Community organizing faces a dilemma — and not just the recession. Its face-to-face communities put the “roots” in grassroots. Yet local organizing alone cannot address the national, even global sources of policies felt at the local level. Organizers are learning that to win locally, they have to fight nationally. ACORN has mounted national campaigns for years, with notable successes. This very success and visibility brought a bitter corollary, of course; its massive voter registration effort drew the wrath of conservative media and Republicans, suggesting that ACORN must have been doing something right (and, yes, a few things wrong). They weren’t alone. National People’s Action (NPA) led the early fights to win the Home Mortgage Disclosure Act (1975) and Community Reinvestment Act (1977), which then became essential linchpins of future campaigns by ACORN, NPA, and faith-based organizations as well.

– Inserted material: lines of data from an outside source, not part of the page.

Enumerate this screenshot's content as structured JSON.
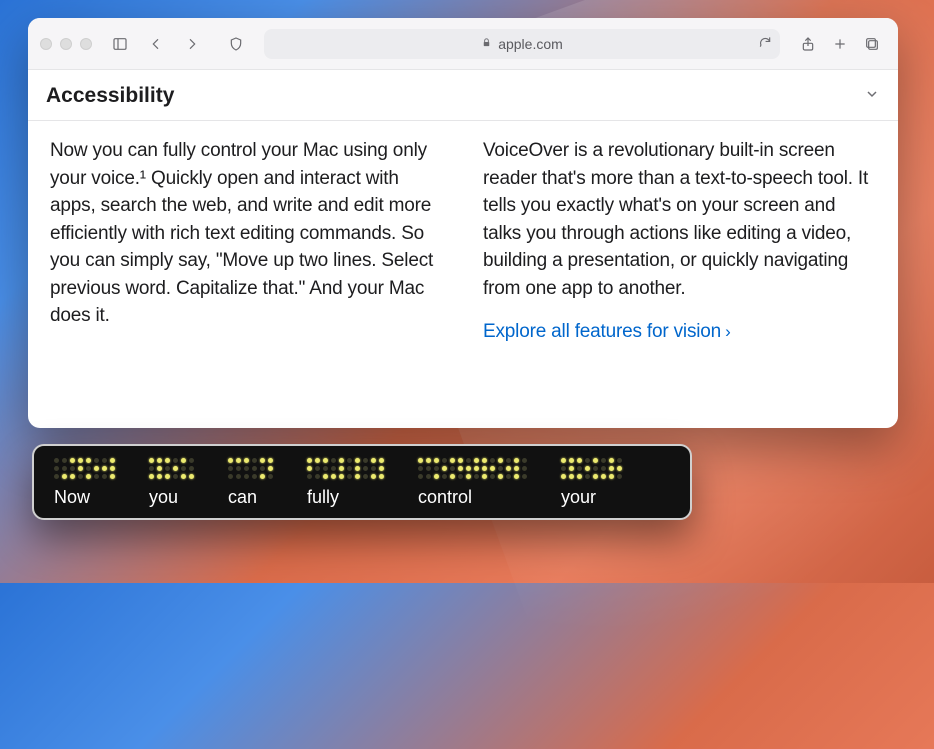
{
  "address_bar": {
    "domain": "apple.com"
  },
  "page": {
    "section_title": "Accessibility",
    "col1": "Now you can fully control your Mac using only your voice.¹ Quickly open and interact with apps, search the web, and write and edit more efficiently with rich text editing commands. So you can simply say, \"Move up two lines. Select previous word. Capitalize that.\" And your Mac does it.",
    "col2": "VoiceOver is a revolutionary built-in screen reader that's more than a text-to-speech tool. It tells you exactly what's on your screen and talks you through actions like editing a video, building a presentation, or quickly navigating from one app to another.",
    "link_text": "Explore all features for vision"
  },
  "braille": {
    "words": [
      "Now",
      "you",
      "can",
      "fully",
      "control",
      "your"
    ]
  }
}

But no faith-based organizing network attempted to become a national player — until recently. Though some mounted limited national efforts well before 2008, over the past two years faith-based organizing has finally “gone national.”

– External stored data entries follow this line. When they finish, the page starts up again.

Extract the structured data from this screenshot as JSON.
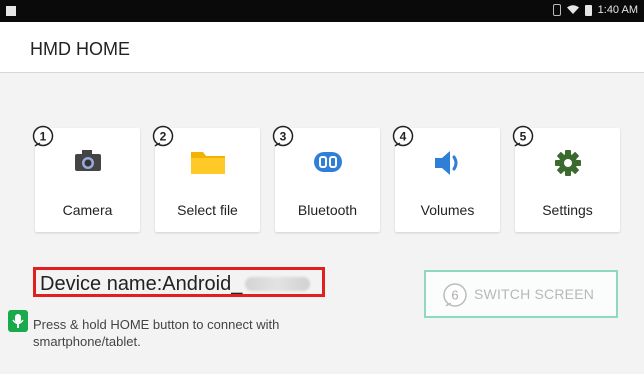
{
  "status_bar": {
    "time": "1:40 AM"
  },
  "app": {
    "title": "HMD HOME"
  },
  "tiles": [
    {
      "num": "1",
      "label": "Camera",
      "icon": "camera-icon"
    },
    {
      "num": "2",
      "label": "Select file",
      "icon": "folder-icon"
    },
    {
      "num": "3",
      "label": "Bluetooth",
      "icon": "bluetooth-icon"
    },
    {
      "num": "4",
      "label": "Volumes",
      "icon": "speaker-icon"
    },
    {
      "num": "5",
      "label": "Settings",
      "icon": "gear-icon"
    }
  ],
  "device": {
    "label": "Device name:Android_"
  },
  "switch_screen": {
    "num": "6",
    "label": "SWITCH SCREEN"
  },
  "hint": {
    "text": "Press & hold HOME button to connect with smartphone/tablet."
  },
  "colors": {
    "highlight": "#e01f1f",
    "switch_border": "#8fd8c2",
    "mic": "#1aaa4b"
  }
}
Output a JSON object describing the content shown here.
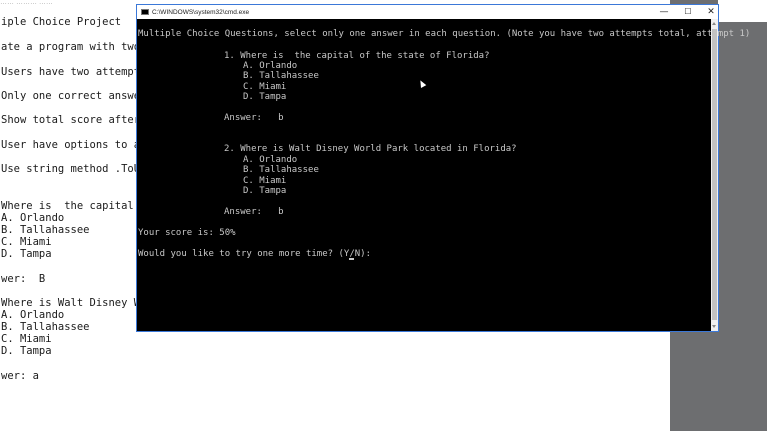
{
  "document": {
    "top_fragment": "…… ……… ……",
    "lines": [
      "iple Choice Project",
      "ate a program with two m",
      "Users have two attempts",
      "Only one correct answer",
      "Show total score after t",
      "User have options to ans",
      "Use string method .ToUpp",
      "Where is  the capital of",
      "A. Orlando",
      "B. Tallahassee",
      "C. Miami",
      "D. Tampa",
      "wer:  B",
      "Where is Walt Disney Wor",
      "A. Orlando",
      "B. Tallahassee",
      "C. Miami",
      "D. Tampa",
      "wer: a"
    ]
  },
  "console": {
    "title": "C:\\WINDOWS\\system32\\cmd.exe",
    "buttons": {
      "minimize": "—",
      "maximize": "☐",
      "close": "✕"
    },
    "lines": [
      "Multiple Choice Questions, select only one answer in each question. (Note you have two attempts total, attempt 1)",
      "1. Where is  the capital of the state of Florida?",
      "A. Orlando",
      "B. Tallahassee",
      "C. Miami",
      "D. Tampa",
      "Answer:   b",
      "2. Where is Walt Disney World Park located in Florida?",
      "A. Orlando",
      "B. Tallahassee",
      "C. Miami",
      "D. Tampa",
      "Answer:   b",
      "Your score is: 50%",
      "Would you like to try one more time? (Y/N): "
    ]
  },
  "colors": {
    "console_bg": "#000000",
    "console_text": "#c8c8c8",
    "window_border": "#3b78d8",
    "side_panel": "#6d6e70"
  },
  "icons": [
    "cmd-icon",
    "minimize-icon",
    "maximize-icon",
    "close-icon",
    "mouse-pointer-icon"
  ]
}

Faith-based community organizations (FBCOs) face particular and significant challenges in shifting scale to national campaigns. A typical local FBCO is a federation of 15 to 30 or more member congregations (and sometimes schools, unions, and other groups). Each is legally independent, but usually a member of a national network, federations such as the Industrial Areas Foundation (IAF), PICO National Network, Gamaliel Foundation, or Direct Action and Resource Training (DART) Center.
ACORN, by contrast, not only has neighborhood chapters, city affiliates, state organizations, and national offices — but, unlike the FBCO networks, it is one national organization with centralized authority located in the national staff and board. For years ACORN has also had specialized national staff in Washington, D.C., who work with Congress members and build alliances. While it can take months for each member church of an FBCO to agree on a citywide campaign or for a group of FBCOs to agree on a state-level campaign, centrally coordinated ACORN can turn on a dime.

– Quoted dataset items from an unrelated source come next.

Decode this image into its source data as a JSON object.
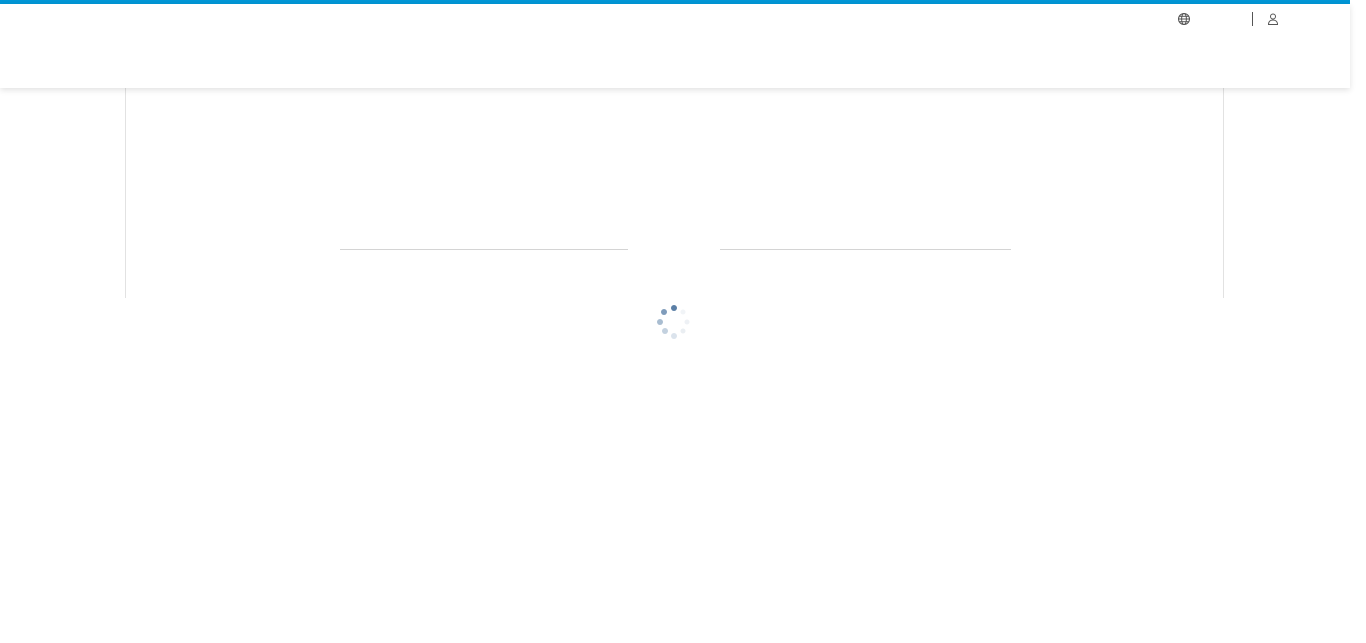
{
  "header": {
    "accent_color": "#0096d6",
    "locale_icon": "globe-icon",
    "locale_label": "",
    "user_icon": "user-icon",
    "signin_label": ""
  },
  "main": {
    "loading_indicator": "spinner-icon",
    "loading_text": ""
  }
}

Unlike ACORN, FBCOs are 501(c)3 nonprofit organizations made up of other 501(c)3 — congregations. They cannot run or endorse candidates for office, although they can run nonpartisan issue campaigns. But more serious barriers to their going national have been their localist bias, inadequate resources, and decentralized, highly democratic authority structure. FBCOs often feel torn between their strength — deep, member-led local capacity — and national ambitions. They also often lack the capacity (number of affiliates and money) to realize those ambitions. ACORN developed brilliant strategies for mobilizing resources through contracts to provide services such as homebuyer counseling, screening, training, and recruiting those eligible for the Earned Income Tax Credit. Most FBCOs have relied on traditional foundation and denominational sources of funding, internal fundraisers, and congregational dues. When ACORN’s budget was close to $40 million, the PICO Network’s combined budget was only $18 million.
However, FBCOs have leapt over these hurdles. PICO and the Gamaliel Foundation have brought top leaders from all over the country together and brought them to Washington for lobbying, planning, rallies, and press conferences. In PICO’s case they have built relationships among national leaders through repeated Washington gatherings since 2002, culminating in a national steering committee. All of them have formed unprecedented coalitions and learned tactics from advocacy and interest groups while retaining their unique source of power: a mass base.